Signs towards the transition from medical subscriptions to health insurance were present on the Romanian market since the beginning of 2014:

? Renault and Auchan, together having over 27,000 employees in Romania, have signed contracts with Groupama and Regina Maria for health insurance;


? BCR Life Insurace signed with Transgaz (5,000 employees) a EUR 5 million contract for 4 years;


? As per ZF, the 20,000 employees of Petrom will be insured by Omniasig and Signal Iduna, with one of the highest insurance premium on the market: EUR 2.5 – 3 million per year;


? ING Life Insurance together with Regina Maria have launched a new health insurance for the completion of the medical subscription.

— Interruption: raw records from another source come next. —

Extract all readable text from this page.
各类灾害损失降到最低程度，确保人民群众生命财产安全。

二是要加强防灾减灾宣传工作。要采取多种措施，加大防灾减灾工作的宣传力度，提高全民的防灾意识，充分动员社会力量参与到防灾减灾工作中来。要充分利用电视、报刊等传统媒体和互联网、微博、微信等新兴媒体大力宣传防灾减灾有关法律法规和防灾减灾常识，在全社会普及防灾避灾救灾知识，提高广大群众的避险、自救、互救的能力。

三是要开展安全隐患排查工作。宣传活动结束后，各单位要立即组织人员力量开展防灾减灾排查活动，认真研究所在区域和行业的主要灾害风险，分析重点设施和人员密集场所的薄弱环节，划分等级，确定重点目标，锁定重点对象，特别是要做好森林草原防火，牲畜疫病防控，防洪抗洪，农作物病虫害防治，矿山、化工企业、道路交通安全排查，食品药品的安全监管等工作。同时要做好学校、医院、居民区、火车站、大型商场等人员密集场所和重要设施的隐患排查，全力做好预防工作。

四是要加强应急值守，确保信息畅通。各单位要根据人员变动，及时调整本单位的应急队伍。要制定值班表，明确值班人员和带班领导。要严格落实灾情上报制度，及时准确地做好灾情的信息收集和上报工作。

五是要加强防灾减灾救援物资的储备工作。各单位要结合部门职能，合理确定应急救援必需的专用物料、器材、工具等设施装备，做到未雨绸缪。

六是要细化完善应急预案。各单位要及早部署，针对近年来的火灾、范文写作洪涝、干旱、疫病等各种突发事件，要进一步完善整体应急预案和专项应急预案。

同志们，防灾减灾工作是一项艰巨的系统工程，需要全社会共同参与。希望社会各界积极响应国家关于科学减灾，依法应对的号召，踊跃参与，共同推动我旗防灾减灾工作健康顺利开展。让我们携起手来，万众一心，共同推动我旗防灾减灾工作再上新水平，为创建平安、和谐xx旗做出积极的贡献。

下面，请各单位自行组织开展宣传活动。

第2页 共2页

To conclude, the private healthcare sector is at the beginning of a transition period, the already established medical subscription market still has a long way until is replaced by private health insurance. The healthcare reform in Romania is expected to play a major role in this transition as the Government will have to adopt supportive measures towards private health insurance in order to lay the groundwork for the healthcare privatization - a long-term objective.